The market demand for Electronics segment’s products is expected to remain at the present level.

 

PKC GROUP’S OUTLOOK FOR 2014

 

PKC Group estimates that 2014 revenue and comparable EBITDA will be lower than in 2013. In 2013, PKC’s revenue was EUR 884.0 million and comparable EBITDA before non-recurring items was EUR 70.3 million.

 

Revenue estimate is based on current business structure. Revenue will be affected by light vehicle build-outs in North America and by changes in exchange rates.
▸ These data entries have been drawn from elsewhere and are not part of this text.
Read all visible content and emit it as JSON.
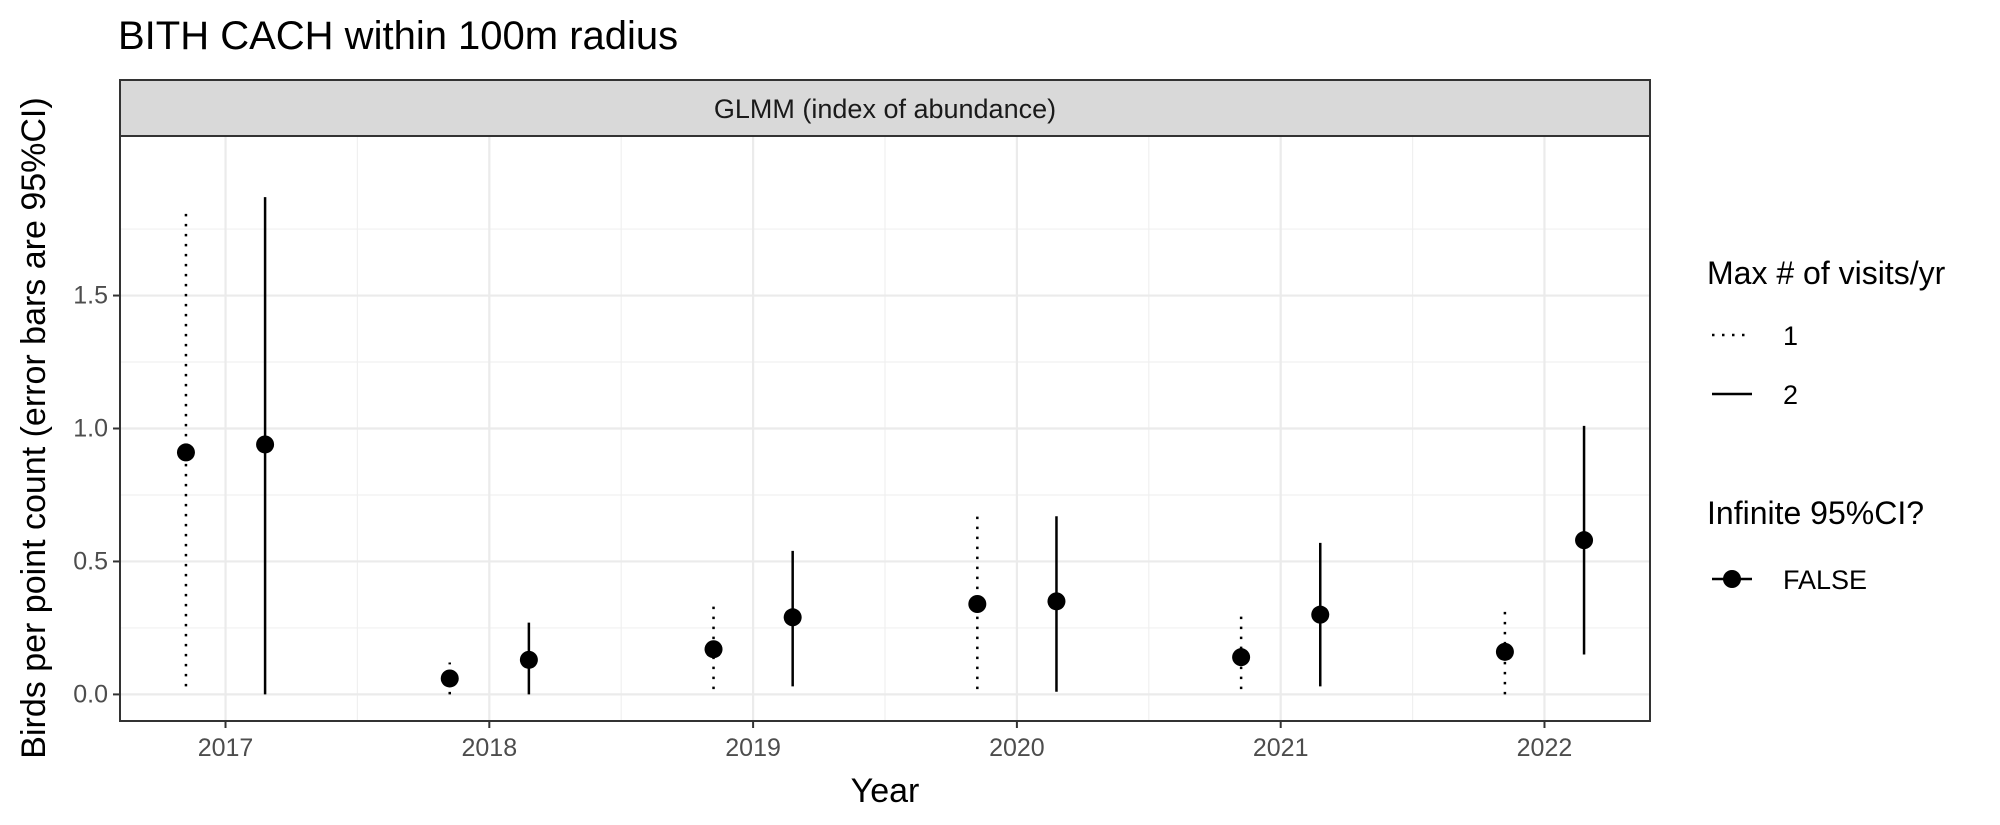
{
  "chart_data": {
    "type": "scatter",
    "title": "BITH CACH within 100m radius",
    "facet_label": "GLMM (index of abundance)",
    "xlabel": "Year",
    "ylabel": "Birds per point count (error bars are 95%CI)",
    "categories": [
      "2017",
      "2018",
      "2019",
      "2020",
      "2021",
      "2022"
    ],
    "ylim": [
      -0.1,
      2.1
    ],
    "yticks": [
      0.0,
      0.5,
      1.0,
      1.5
    ],
    "ytick_labels": [
      "0.0",
      "0.5",
      "1.0",
      "1.5"
    ],
    "grid": true,
    "legend_position": "right",
    "legend": {
      "linetype_title": "Max # of visits/yr",
      "linetype_entries": [
        "1",
        "2"
      ],
      "shape_title": "Infinite 95%CI?",
      "shape_entries": [
        "FALSE"
      ]
    },
    "series": [
      {
        "name": "1",
        "linetype": "dotted",
        "values": [
          0.91,
          0.06,
          0.17,
          0.34,
          0.14,
          0.16
        ],
        "lower": [
          0.03,
          0.0,
          0.02,
          0.02,
          0.02,
          0.0
        ],
        "upper": [
          1.83,
          0.12,
          0.34,
          0.68,
          0.3,
          0.32
        ]
      },
      {
        "name": "2",
        "linetype": "solid",
        "values": [
          0.94,
          0.13,
          0.29,
          0.35,
          0.3,
          0.58
        ],
        "lower": [
          0.0,
          0.0,
          0.03,
          0.01,
          0.03,
          0.15
        ],
        "upper": [
          1.87,
          0.27,
          0.54,
          0.67,
          0.57,
          1.01
        ]
      }
    ]
  }
}
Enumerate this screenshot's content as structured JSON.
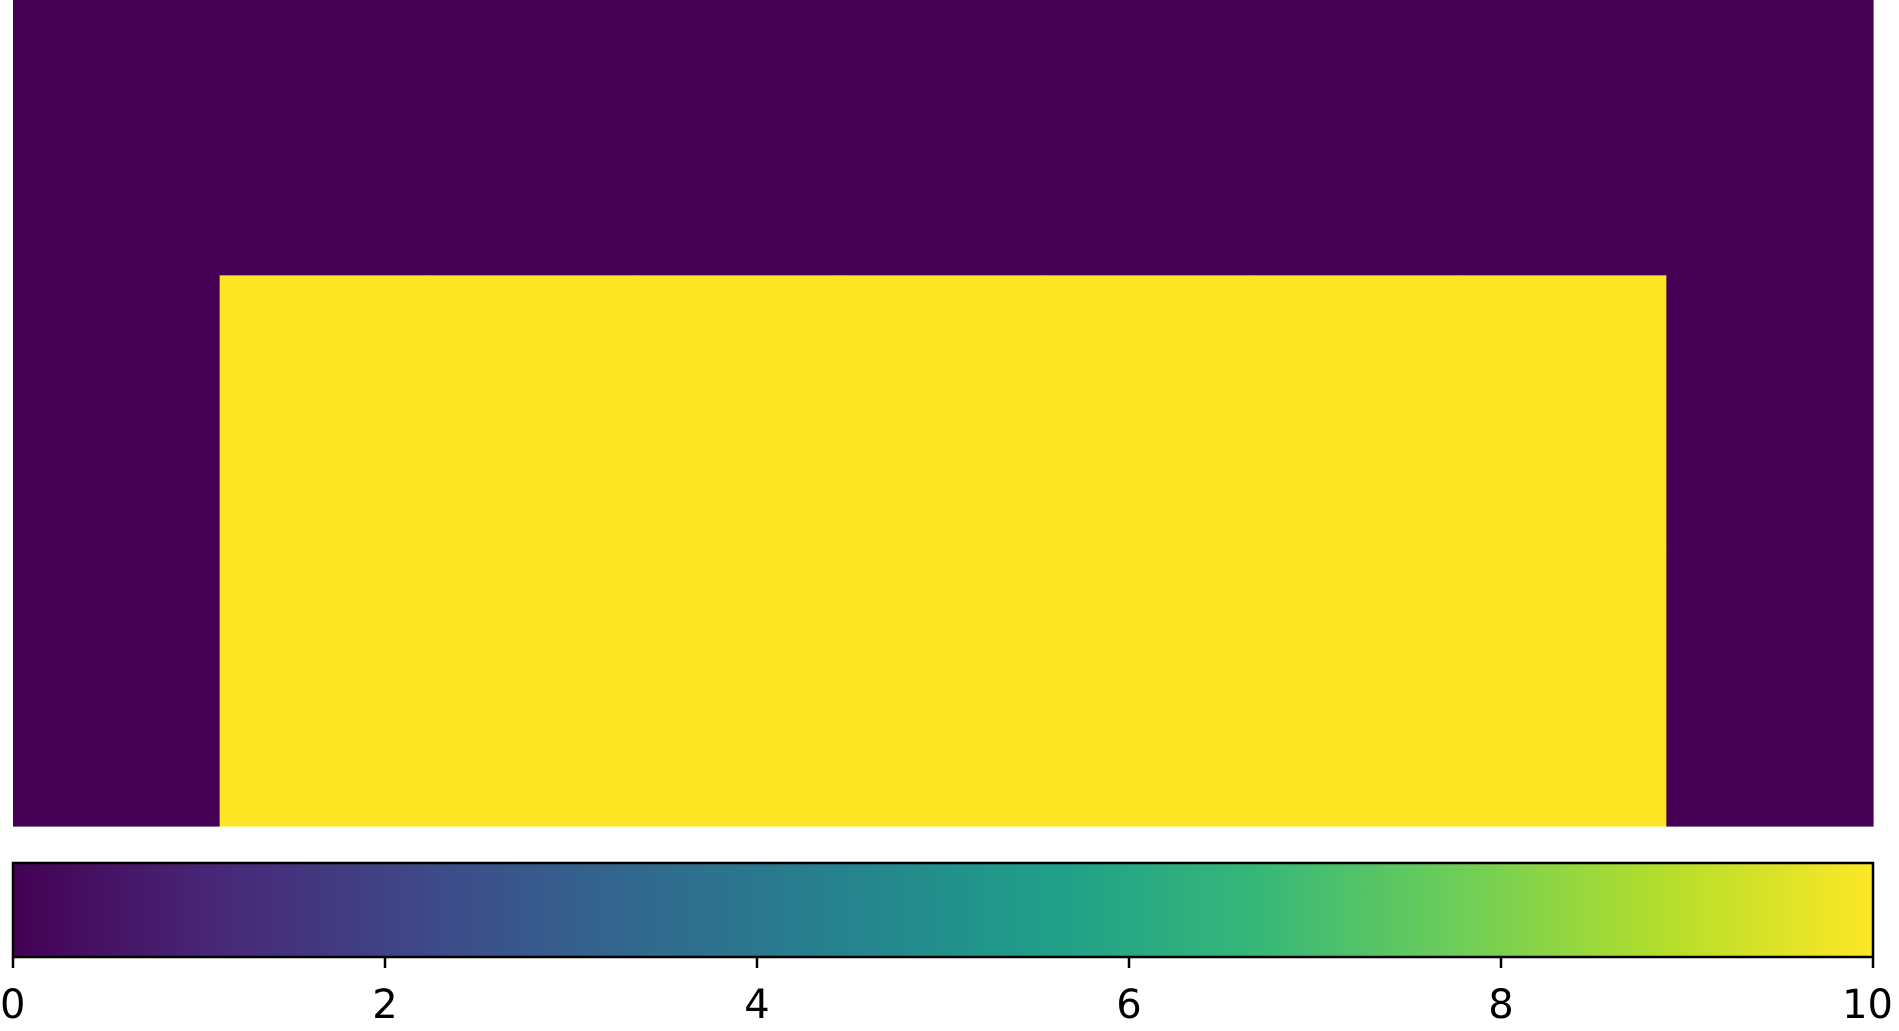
{
  "chart_data": {
    "type": "heatmap",
    "title": "",
    "xlabel": "",
    "ylabel": "",
    "grid": false,
    "colormap": "viridis",
    "rows": 3,
    "cols": 9,
    "values": [
      [
        0,
        0,
        0,
        0,
        0,
        0,
        0,
        0,
        0
      ],
      [
        0,
        10,
        10,
        10,
        10,
        10,
        10,
        10,
        0
      ],
      [
        0,
        10,
        10,
        10,
        10,
        10,
        10,
        10,
        0
      ]
    ],
    "colorbar": {
      "orientation": "horizontal",
      "range": [
        0,
        10
      ],
      "ticks": [
        0,
        2,
        4,
        6,
        8,
        10
      ],
      "tick_labels": [
        "0",
        "2",
        "4",
        "6",
        "8",
        "10"
      ]
    }
  },
  "colors": {
    "viridis_stops": [
      "#440154",
      "#482878",
      "#3e4989",
      "#31688e",
      "#26828e",
      "#1f9e89",
      "#35b779",
      "#6ece58",
      "#b5de2b",
      "#fde725"
    ]
  }
}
As a result of the above, comparable EBITDA is expected to be lower than in 2013. Comparable EBITDA in 2014 will also be affected by reorganisation and program transfers in Europe and expenditures related to the implementation of PKC’s growth strategy.

 

DISCLOSING PROCEDURES OF FINANCIAL REVIEWS

 

PKC Group Plc follows the disclosure procedure enabled by Standard 5.2b published by the Finnish Financial Supervision Authority, and discloses relevant information related to its Interim Report with this release. PKC's financial statement release for 2013 is attached to this release and is also available on company's website at www.pkcgroup.com.

 

PKC GROUP PLC

Board of Directors

 

Matti Hyytiäinen

President & CEO

 

For additional information, contact:

Matti Hyytiäinen, President & CEO, PKC Group Plc, +358 400 710 968

 

PRESS CONFERENCE

 

A press conference on the financial statement will be arranged for analysts and investors today, 14 February 2014, at 10.00 a.m., at the address Event Arena Bank, Unioninkatu 20, Helsinki.

 

ATTACHMENT

PKC financial statement release 2014

 

DISTRIBUTION

 

NASDAQ OMX

Main media

www.pkcgroup.com

 

PKC Group is a global partner, designing, manufacturing and integrating electrical distribution systems, electronics and related architecture components for the commercial vehicle industry and other selected segments. The Group has production facilities in Brazil, China, Estonia, Finland, Germany, Mexico, Poland, Russia and the USA. The Group's revenue in 2013 totalled EUR 884.0 million. PKC Group Plc is listed on NASDAQ OMX Helsinki Ltd.